I have done some research on vector alignment here on math exchange and in some technical papers. I seem to find some discrepancies in the formulae presented and I am not sure if these are errors or if they present slightly different concepts.
So the question in general is vector alignment via the Rodriguez Formula. The mathexchange post in question is this one mathexchange
The formula for R (from the post) is as follows:
$\mathit{R} = \mathit{I} + [v]_x + [v]_x^2\frac{1-c}{s^2}$
where $s = \sin(\theta)$ and $c = \cos(\theta)$
On wikipedia the formulae is as follows:
$\mathit{R} = \mathit{I} + s[v]_x + [v]_x^2(1-c)$
Using the notes of Ethan Eade we get:
$\mathit{R} = \mathit{I} + \frac{s}{\theta}[v]_x + [v]_x^2\frac{1-c}{\theta^2}$
Equation 82 on page 10.
So which one is correct? Or do they express slightly different things? I am inclined to believe Ethan Eade's notes as he has a track record of publications.

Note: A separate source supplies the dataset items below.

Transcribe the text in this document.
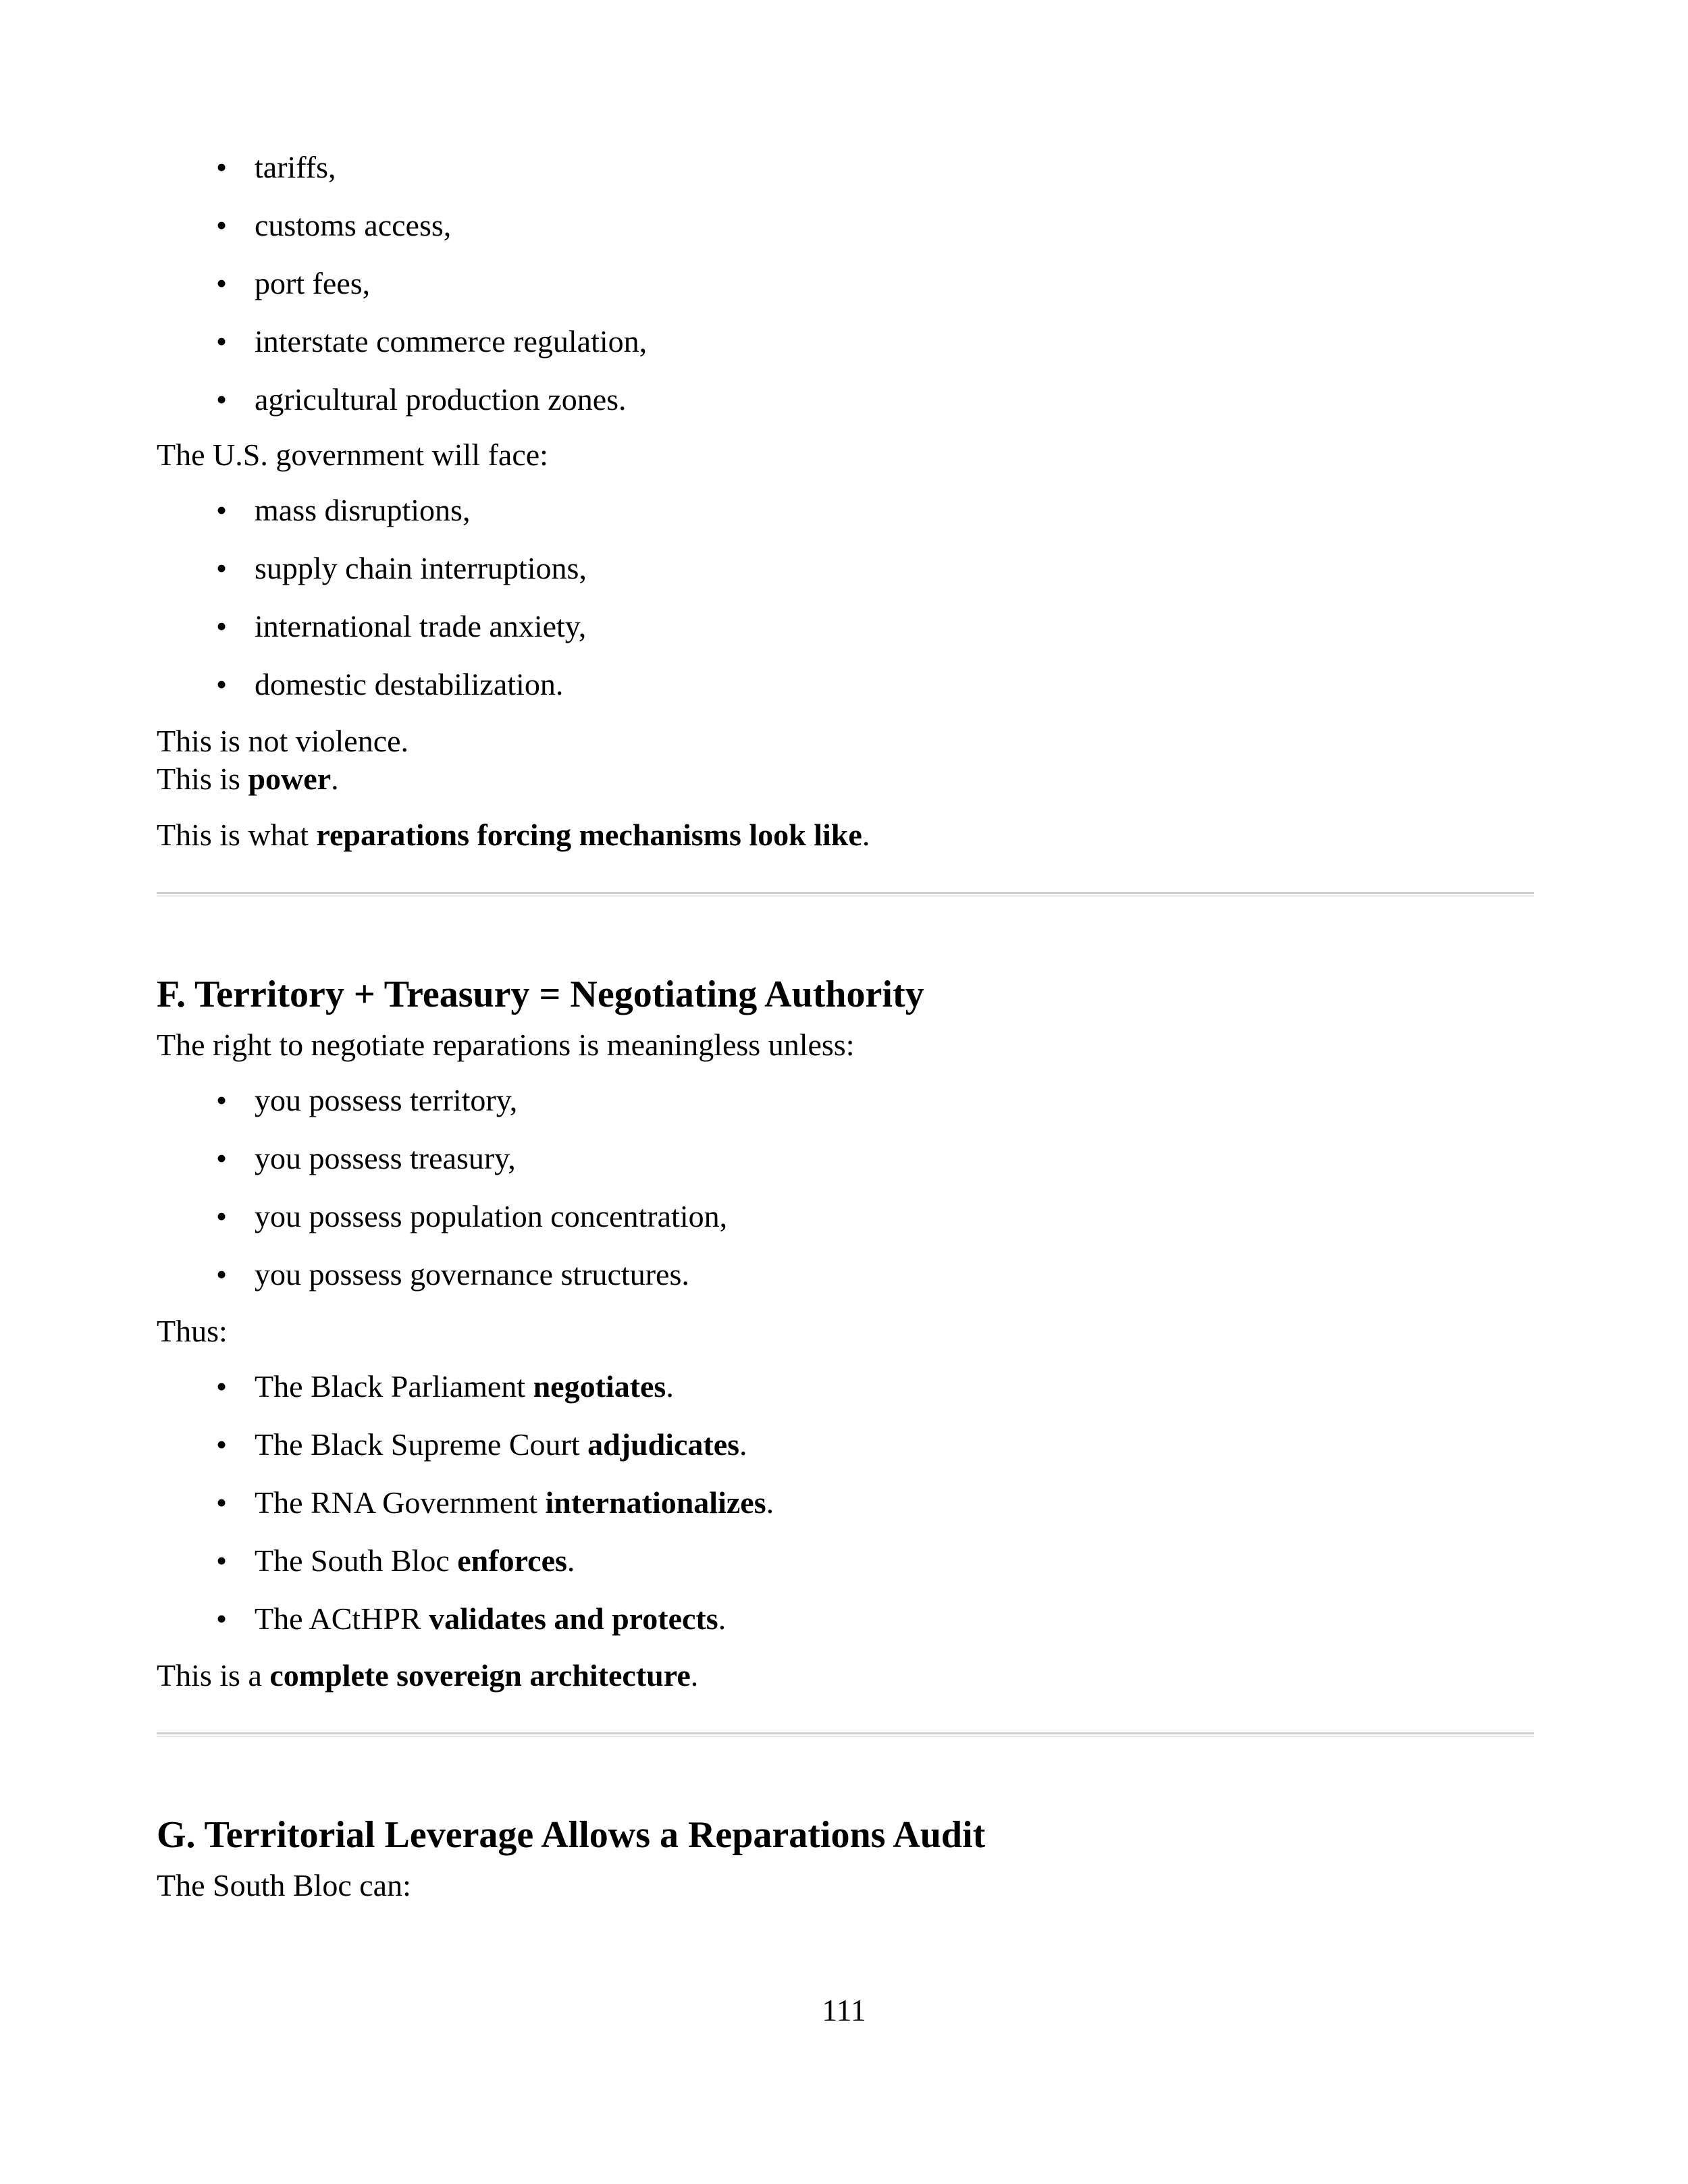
• tariffs,
• customs access,
• port fees,
• interstate commerce regulation,
• agricultural production zones.

The U.S. government will face:

• mass disruptions,
• supply chain interruptions,
• international trade anxiety,
• domestic destabilization.

This is not violence.

This is power.

This is what reparations forcing mechanisms look like.

F. Territory + Treasury = Negotiating Authority

The right to negotiate reparations is meaningless unless:

• you possess territory,
• you possess treasury,
• you possess population concentration,
• you possess governance structures.

Thus:

• The Black Parliament negotiates.
• The Black Supreme Court adjudicates.
• The RNA Government internationalizes.
• The South Bloc enforces.
• The ACtHPR validates and protects.

This is a complete sovereign architecture.

G. Territorial Leverage Allows a Reparations Audit

The South Bloc can:

111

In Eade's article, the vector $\omega$ (which you've changed to $v$) is arbitrary, whereas in the wikipedia article, $\mathbf k$ (your $v$) is a unit vector. If you define $\theta = \|\omega\|$ (as Eade does in formula (10)), then $\omega = \theta\mathbf k$, and $[\omega]_\times = \theta \mathbf K$,so his formula now matches the one in wikipedia (see also this derivation).
Similarly, in the other Math Exchange thread, $v = a \times b$ is also not a unit vector. It's norm is $\sin \theta$. Thus $[v]_\times = \sin \theta \mathbf K$, and with this we see why that version of the equation drops the $s$ from the $[v]_\times$ term, and divides by $s^2$ in the $[v]_\times^2$ term.